Até hoje nenhum cristão, evangélico, umbandista, judeu, budista, ateu ou, que seja, foi capaz de encontrar alguma prova que pudesse ser usada contra Lula pelos crimes em que ele foi condenado. Por causa disso, o petista teve a sentença anulada, Moro foi considerado suspeito e, legalmente, qualquer cidadão pode chamar Moro de “juiz corrupto” porque ele foi sim corrupto.

Mas Lula hoje é presidente e não pode dar uma de Bolsonaro, para nos momentos em que está discursando ou respondendo perguntas, fazer umas ratadas como esta.

O presidente Luiz Inácio Lula da Silva e seu ministro da Justiça, Flávio Dino

PF e Dino atingidos

Mesmo que ele esteja certo em suas convicções, mesmo que aja uma chance ínfima de Moro de alguma forma ter mentido sobre isso, Lula colocou em dúvida uma operação da Polícia Federal que desmantelou ameaças do PCC contra figuras públicas – entre elas, Sergio Moro.

Um dia antes, seu Ministro da Justiça, Flávio Dino, dizia: “Eu fico realmente espantado com o nível de mau-caratismo de quem tenta politizar uma investigação séria”. E ao plantar sua dúvida sobre a veracidade das ameaças contra Moro, Lula jogou no lixo todo o momento positivo de elogios para com a Polícia Federal.

O argumento era o de que a PF não estava emparelhada no governo Lula e, além disso, estaria desempenhando seu papel para impedir a morte de adversário políticos (o que já é forçado, pois isto seria o mínimo, mas vá lá). Só que tudo isso morreu.

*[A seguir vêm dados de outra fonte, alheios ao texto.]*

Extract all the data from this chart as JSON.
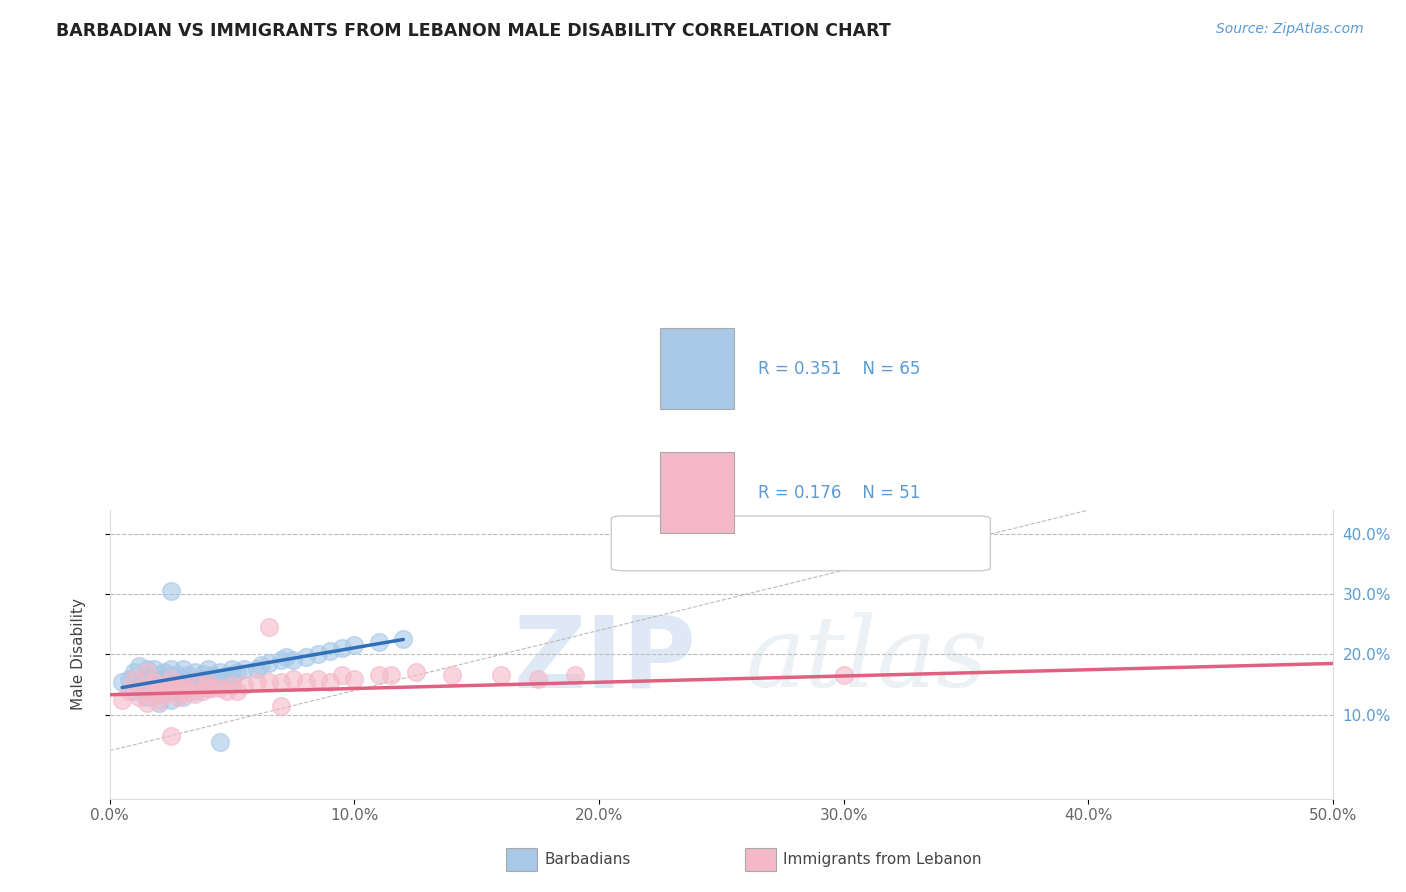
{
  "title": "BARBADIAN VS IMMIGRANTS FROM LEBANON MALE DISABILITY CORRELATION CHART",
  "source": "Source: ZipAtlas.com",
  "ylabel": "Male Disability",
  "legend_labels": [
    "Barbadians",
    "Immigrants from Lebanon"
  ],
  "legend_r": [
    "R = 0.351",
    "N = 65"
  ],
  "legend_r2": [
    "R = 0.176",
    "N = 51"
  ],
  "xlim": [
    0,
    0.5
  ],
  "ylim": [
    -0.04,
    0.44
  ],
  "xticks": [
    0.0,
    0.1,
    0.2,
    0.3,
    0.4,
    0.5
  ],
  "yticks": [
    0.1,
    0.2,
    0.3,
    0.4
  ],
  "color_blue": "#a8c8e8",
  "color_pink": "#f4b8c8",
  "line_blue": "#3070b8",
  "line_pink": "#e06080",
  "blue_scatter_x": [
    0.005,
    0.008,
    0.01,
    0.01,
    0.012,
    0.012,
    0.015,
    0.015,
    0.015,
    0.015,
    0.017,
    0.018,
    0.018,
    0.02,
    0.02,
    0.02,
    0.02,
    0.022,
    0.022,
    0.022,
    0.025,
    0.025,
    0.025,
    0.025,
    0.025,
    0.028,
    0.028,
    0.028,
    0.03,
    0.03,
    0.03,
    0.03,
    0.032,
    0.032,
    0.035,
    0.035,
    0.035,
    0.038,
    0.038,
    0.04,
    0.04,
    0.04,
    0.042,
    0.045,
    0.045,
    0.048,
    0.05,
    0.05,
    0.052,
    0.055,
    0.06,
    0.062,
    0.065,
    0.07,
    0.072,
    0.075,
    0.08,
    0.085,
    0.09,
    0.095,
    0.1,
    0.11,
    0.12,
    0.025,
    0.045
  ],
  "blue_scatter_y": [
    0.155,
    0.16,
    0.14,
    0.17,
    0.15,
    0.18,
    0.13,
    0.155,
    0.165,
    0.175,
    0.145,
    0.16,
    0.175,
    0.12,
    0.135,
    0.15,
    0.165,
    0.145,
    0.155,
    0.17,
    0.125,
    0.14,
    0.155,
    0.165,
    0.175,
    0.14,
    0.155,
    0.165,
    0.13,
    0.145,
    0.16,
    0.175,
    0.15,
    0.165,
    0.14,
    0.155,
    0.17,
    0.155,
    0.168,
    0.145,
    0.16,
    0.175,
    0.165,
    0.155,
    0.17,
    0.165,
    0.16,
    0.175,
    0.17,
    0.175,
    0.175,
    0.182,
    0.185,
    0.19,
    0.195,
    0.19,
    0.195,
    0.2,
    0.205,
    0.21,
    0.215,
    0.22,
    0.225,
    0.305,
    0.055
  ],
  "pink_scatter_x": [
    0.005,
    0.008,
    0.01,
    0.012,
    0.015,
    0.015,
    0.015,
    0.018,
    0.018,
    0.02,
    0.02,
    0.022,
    0.022,
    0.025,
    0.025,
    0.028,
    0.028,
    0.03,
    0.03,
    0.032,
    0.035,
    0.035,
    0.038,
    0.04,
    0.04,
    0.042,
    0.045,
    0.048,
    0.05,
    0.052,
    0.055,
    0.06,
    0.065,
    0.07,
    0.075,
    0.08,
    0.085,
    0.09,
    0.095,
    0.1,
    0.11,
    0.115,
    0.125,
    0.14,
    0.16,
    0.175,
    0.19,
    0.3,
    0.065,
    0.07,
    0.025
  ],
  "pink_scatter_y": [
    0.125,
    0.14,
    0.16,
    0.13,
    0.12,
    0.14,
    0.17,
    0.135,
    0.155,
    0.125,
    0.145,
    0.135,
    0.15,
    0.14,
    0.16,
    0.13,
    0.145,
    0.135,
    0.15,
    0.14,
    0.135,
    0.155,
    0.14,
    0.145,
    0.155,
    0.145,
    0.145,
    0.14,
    0.15,
    0.14,
    0.15,
    0.155,
    0.155,
    0.155,
    0.16,
    0.155,
    0.16,
    0.155,
    0.165,
    0.16,
    0.165,
    0.165,
    0.17,
    0.165,
    0.165,
    0.16,
    0.165,
    0.165,
    0.245,
    0.115,
    0.065
  ],
  "blue_line_x": [
    0.005,
    0.12
  ],
  "blue_line_y": [
    0.145,
    0.225
  ],
  "pink_line_x": [
    0.0,
    0.5
  ],
  "pink_line_y": [
    0.133,
    0.185
  ],
  "diag_line_x": [
    0.0,
    0.4
  ],
  "diag_line_y": [
    0.04,
    0.44
  ],
  "hline_y": [
    0.1,
    0.2,
    0.3,
    0.4
  ],
  "watermark_zip": "ZIP",
  "watermark_atlas": "atlas",
  "figsize": [
    14.06,
    8.92
  ],
  "dpi": 100,
  "background_color": "#ffffff"
}
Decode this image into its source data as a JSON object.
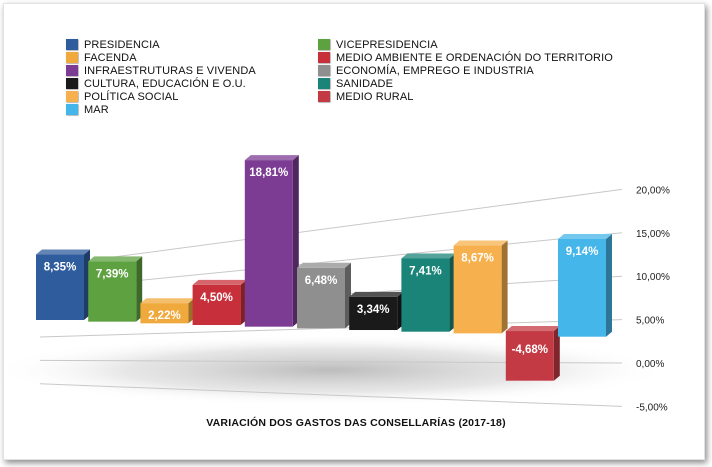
{
  "chart_data": {
    "type": "bar",
    "title": "VARIACIÓN DOS GASTOS DAS CONSELLARÍAS (2017-18)",
    "categories": [
      "PRESIDENCIA",
      "VICEPRESIDENCIA",
      "FACENDA",
      "MEDIO AMBIENTE E ORDENACIÓN DO TERRITORIO",
      "INFRAESTRUTURAS E VIVENDA",
      "ECONOMÍA, EMPREGO E INDUSTRIA",
      "CULTURA, EDUCACIÓN E O.U.",
      "SANIDADE",
      "POLÍTICA SOCIAL",
      "MEDIO RURAL",
      "MAR"
    ],
    "values": [
      8.35,
      7.39,
      2.22,
      4.5,
      18.81,
      6.48,
      3.34,
      7.41,
      8.67,
      -4.68,
      9.14
    ],
    "value_labels": [
      "8,35%",
      "7,39%",
      "2,22%",
      "4,50%",
      "18,81%",
      "6,48%",
      "3,34%",
      "7,41%",
      "8,67%",
      "-4,68%",
      "9,14%"
    ],
    "colors": [
      "#2e5c9c",
      "#5ea140",
      "#f0a93c",
      "#c7303a",
      "#7c3c94",
      "#8f8f8f",
      "#1a1a1a",
      "#1a8478",
      "#f6b14e",
      "#c43a44",
      "#45b6ea"
    ],
    "y_ticks": [
      "20,00%",
      "15,00%",
      "10,00%",
      "5,00%",
      "0,00%",
      "-5,00%"
    ],
    "y_tick_values": [
      20,
      15,
      10,
      5,
      0,
      -5
    ],
    "ylim": [
      -5,
      20
    ],
    "grid": true,
    "legend_position": "top",
    "chart_style": "3d-perspective"
  }
}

Sergio Moro, nesta semana, teve mais presença nos noticiários do que durante todas as eleições. Politicamente, ele ganhou com toda essa situação. E sendo verdade ou não, Lula perdeu completamente o fio da meada ao dizer, publicamente, que duvida de Sergio Moro (e por consequência de sua PF e do seu ministro Flávio Dino).

Por sorte, alguém conseguiu calar a boca de Lula. Ontem de noite, durante evento ao lado da ministra da Cultura, Margareth Menezes, no Rio de Janeiro, Lula disse que poupará a voz para o encontro com o presidente da China no próximo sábado (25).

Se alguém tivesse feita essa recomendação antes dele acusar o então ameaçado Moro, quiçá, antes de lembrar que ele queria foder com o então juiz durante sua prisão, a tal da “narrativa” seria outra. Muitos eleitores votaram em Lula porque não queriam Bolsonaro. Portanto, que Lula pare de dar uma de Bolsonaro – ainda que a comparação seja esdrúxula, tal qual sair por aí publicamente duvidando da própria PF.